How do I choose a career? Did I pick the right Major? Is my program the one best suited for what I want to do? Does what I wanted two years ago align with what I want now? What if I’ve changed my mind?
At some point in your university career you may question the choices you have made…and that is ok! Just because you question a choice does not mean you made the wrong choice.
One way to start exploration is to evaluate what is important to you. What do you enjoy doing? What is your personal style? You can use this information to guide you in making decisions about your career path.
Career Counselling offers two self-exploration instruments that can help you better understand your likes and preferences: the Myers Briggs Personality Indicator (MBTI) and The Strong Interest Inventory.
Accessing the MBTI and Strong will require you to visit the Counselling Centre in order to pay the fee and request which instrument(s) you would like to complete.

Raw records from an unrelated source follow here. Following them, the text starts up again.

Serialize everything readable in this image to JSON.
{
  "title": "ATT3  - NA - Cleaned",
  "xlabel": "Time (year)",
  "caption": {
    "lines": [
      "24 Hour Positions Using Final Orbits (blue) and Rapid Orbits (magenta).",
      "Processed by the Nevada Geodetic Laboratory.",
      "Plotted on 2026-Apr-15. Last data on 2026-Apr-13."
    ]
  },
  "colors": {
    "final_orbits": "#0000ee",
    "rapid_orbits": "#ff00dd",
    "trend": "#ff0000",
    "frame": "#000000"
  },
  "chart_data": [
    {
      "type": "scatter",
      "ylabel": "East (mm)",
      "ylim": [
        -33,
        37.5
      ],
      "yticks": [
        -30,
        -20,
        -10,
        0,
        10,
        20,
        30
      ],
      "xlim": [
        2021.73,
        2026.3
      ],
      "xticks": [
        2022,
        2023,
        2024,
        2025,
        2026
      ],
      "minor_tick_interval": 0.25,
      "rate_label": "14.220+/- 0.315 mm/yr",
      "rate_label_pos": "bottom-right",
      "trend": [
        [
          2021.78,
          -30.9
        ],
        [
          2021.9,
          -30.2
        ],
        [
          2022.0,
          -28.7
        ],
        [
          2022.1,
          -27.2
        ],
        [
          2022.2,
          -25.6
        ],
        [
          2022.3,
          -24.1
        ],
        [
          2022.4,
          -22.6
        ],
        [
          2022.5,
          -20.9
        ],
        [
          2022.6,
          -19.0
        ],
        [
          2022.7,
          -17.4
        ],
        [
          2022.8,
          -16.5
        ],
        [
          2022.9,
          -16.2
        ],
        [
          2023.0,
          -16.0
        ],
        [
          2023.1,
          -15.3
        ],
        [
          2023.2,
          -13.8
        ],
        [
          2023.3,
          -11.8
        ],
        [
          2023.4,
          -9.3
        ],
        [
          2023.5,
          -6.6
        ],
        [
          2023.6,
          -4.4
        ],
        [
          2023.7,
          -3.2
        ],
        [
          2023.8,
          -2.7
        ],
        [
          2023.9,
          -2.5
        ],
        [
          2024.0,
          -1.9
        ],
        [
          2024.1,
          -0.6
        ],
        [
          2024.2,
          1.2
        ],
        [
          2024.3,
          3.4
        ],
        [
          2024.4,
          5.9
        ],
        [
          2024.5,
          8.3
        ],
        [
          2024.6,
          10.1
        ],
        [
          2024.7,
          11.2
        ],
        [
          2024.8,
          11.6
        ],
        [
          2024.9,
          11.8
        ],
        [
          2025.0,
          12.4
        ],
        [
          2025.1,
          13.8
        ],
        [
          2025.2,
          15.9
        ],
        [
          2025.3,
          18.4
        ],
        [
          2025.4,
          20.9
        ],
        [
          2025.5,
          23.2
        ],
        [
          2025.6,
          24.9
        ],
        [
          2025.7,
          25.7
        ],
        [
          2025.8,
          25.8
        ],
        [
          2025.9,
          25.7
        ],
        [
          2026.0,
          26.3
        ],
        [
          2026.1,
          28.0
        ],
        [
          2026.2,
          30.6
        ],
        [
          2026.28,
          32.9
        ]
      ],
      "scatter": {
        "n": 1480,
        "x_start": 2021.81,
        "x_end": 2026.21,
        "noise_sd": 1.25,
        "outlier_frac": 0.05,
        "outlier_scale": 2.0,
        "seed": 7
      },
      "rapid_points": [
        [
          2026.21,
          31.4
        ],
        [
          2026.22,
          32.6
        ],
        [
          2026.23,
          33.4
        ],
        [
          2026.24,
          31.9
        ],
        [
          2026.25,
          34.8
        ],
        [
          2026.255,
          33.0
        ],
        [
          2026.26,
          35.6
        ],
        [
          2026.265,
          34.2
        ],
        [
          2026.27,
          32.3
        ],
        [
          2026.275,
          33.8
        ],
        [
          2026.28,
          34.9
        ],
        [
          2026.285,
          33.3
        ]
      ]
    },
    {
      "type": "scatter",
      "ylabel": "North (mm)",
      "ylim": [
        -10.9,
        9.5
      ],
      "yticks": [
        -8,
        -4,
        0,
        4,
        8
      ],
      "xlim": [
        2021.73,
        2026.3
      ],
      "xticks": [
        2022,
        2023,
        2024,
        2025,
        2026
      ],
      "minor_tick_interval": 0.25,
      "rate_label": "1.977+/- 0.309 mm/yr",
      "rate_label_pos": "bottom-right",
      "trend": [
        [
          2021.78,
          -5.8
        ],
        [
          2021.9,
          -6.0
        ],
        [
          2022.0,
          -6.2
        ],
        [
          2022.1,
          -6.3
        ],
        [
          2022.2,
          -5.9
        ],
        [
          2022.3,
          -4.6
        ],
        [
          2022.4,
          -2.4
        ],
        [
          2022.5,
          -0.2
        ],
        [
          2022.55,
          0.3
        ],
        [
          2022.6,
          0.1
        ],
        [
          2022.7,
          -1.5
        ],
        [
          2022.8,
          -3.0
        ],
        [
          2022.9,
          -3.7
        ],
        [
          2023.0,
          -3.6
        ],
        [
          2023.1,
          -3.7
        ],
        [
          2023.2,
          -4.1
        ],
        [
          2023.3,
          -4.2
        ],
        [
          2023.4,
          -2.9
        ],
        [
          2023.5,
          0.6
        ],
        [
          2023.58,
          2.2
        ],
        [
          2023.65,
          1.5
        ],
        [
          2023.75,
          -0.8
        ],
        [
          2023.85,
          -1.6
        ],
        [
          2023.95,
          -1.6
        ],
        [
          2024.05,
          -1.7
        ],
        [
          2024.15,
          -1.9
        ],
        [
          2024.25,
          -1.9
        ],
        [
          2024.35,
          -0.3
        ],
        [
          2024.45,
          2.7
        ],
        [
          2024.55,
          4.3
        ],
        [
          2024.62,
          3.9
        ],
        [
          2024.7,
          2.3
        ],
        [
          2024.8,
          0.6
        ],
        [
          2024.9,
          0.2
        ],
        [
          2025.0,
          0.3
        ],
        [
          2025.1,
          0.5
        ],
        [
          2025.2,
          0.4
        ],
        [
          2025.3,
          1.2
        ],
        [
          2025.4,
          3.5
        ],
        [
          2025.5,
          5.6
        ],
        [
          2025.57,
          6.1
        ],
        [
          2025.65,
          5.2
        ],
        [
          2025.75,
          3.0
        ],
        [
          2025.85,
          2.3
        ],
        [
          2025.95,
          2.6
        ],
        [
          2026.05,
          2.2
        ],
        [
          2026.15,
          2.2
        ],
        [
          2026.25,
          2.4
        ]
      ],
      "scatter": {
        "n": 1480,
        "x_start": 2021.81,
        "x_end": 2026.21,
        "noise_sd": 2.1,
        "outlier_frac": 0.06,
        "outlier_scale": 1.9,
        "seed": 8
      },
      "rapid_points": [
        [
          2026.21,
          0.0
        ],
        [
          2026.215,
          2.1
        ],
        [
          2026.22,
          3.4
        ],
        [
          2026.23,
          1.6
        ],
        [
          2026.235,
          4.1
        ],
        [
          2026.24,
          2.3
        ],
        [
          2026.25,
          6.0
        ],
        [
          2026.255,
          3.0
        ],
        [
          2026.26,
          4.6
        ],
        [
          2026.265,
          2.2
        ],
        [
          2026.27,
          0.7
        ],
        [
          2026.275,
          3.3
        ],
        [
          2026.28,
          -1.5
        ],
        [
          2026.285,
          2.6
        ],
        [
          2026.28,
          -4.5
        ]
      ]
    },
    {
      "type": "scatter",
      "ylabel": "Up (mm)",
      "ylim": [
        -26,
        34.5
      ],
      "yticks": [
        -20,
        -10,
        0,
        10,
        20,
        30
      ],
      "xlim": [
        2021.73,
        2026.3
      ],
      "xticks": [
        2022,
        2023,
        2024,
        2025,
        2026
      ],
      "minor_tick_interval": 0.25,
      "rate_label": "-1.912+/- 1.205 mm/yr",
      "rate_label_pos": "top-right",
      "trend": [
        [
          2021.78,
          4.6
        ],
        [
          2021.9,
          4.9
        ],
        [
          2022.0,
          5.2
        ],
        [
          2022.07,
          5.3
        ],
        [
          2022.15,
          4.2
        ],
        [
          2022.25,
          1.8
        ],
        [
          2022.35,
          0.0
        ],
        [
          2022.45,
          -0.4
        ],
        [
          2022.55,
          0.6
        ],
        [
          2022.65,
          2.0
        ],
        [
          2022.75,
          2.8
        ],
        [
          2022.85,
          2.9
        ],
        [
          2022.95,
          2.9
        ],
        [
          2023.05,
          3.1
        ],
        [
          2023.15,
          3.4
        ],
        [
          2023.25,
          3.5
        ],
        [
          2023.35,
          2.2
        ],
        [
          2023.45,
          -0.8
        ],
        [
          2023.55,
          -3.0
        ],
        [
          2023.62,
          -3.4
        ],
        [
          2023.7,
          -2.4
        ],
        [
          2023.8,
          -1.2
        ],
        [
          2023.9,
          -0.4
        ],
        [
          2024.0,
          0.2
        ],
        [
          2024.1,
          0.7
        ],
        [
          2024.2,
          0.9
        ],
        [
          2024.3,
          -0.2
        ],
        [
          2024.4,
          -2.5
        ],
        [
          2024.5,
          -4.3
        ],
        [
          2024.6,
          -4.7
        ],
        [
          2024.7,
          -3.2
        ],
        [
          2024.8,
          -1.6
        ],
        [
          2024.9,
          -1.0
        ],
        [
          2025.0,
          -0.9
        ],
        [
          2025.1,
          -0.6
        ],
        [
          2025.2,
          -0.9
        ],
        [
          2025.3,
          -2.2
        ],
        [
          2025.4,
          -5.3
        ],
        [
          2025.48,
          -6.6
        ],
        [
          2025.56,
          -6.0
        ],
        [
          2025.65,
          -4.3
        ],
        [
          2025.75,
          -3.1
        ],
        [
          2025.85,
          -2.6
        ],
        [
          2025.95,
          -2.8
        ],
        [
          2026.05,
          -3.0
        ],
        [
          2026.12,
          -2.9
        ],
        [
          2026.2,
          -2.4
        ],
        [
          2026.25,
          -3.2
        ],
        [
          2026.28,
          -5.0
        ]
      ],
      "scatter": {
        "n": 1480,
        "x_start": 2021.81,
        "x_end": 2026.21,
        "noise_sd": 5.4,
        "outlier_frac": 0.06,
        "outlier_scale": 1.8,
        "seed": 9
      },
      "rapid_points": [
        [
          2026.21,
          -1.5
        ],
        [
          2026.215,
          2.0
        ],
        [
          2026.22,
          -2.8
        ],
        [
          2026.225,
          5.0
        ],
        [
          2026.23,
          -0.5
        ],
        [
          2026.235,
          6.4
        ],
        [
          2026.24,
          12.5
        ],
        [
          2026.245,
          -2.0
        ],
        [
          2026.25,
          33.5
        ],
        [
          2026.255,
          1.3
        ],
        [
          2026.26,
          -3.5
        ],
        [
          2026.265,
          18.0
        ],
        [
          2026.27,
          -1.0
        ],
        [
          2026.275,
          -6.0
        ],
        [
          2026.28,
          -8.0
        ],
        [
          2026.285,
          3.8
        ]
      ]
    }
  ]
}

The Strong Interest Inventory is a self-reporting instrument that measures interests. It was designed by E.K Strong Jr. to help individuals clearly see where their interests lie. It’s helpful to know this when making choices about our career path. For example, it would be unrealistic to think that all our interests will be represented in one career. Some interests will appear in our lives through our hobbies. Knowing what we strongly prefer will help to determine what we want in our daily job and what could be better represented in a hobby. The Strong does not measure skill, as skills can always be developed.
The Myers Briggs Personality Indicator (MBTI) is based on Carl Jung’s theory of psychological types. It indicates your preferences toward whether you focus on the outside world or inside world (introvert or extrovert), whether you take in information with facts or thought (sensing or perceiving), whether you make decisions by thinking or feeling, and whether you deal with the outside world by judging or perceiving. The MBTI does not measure trait, ability, or character. The goal of understanding preferences is to understand yourself and others in a different way.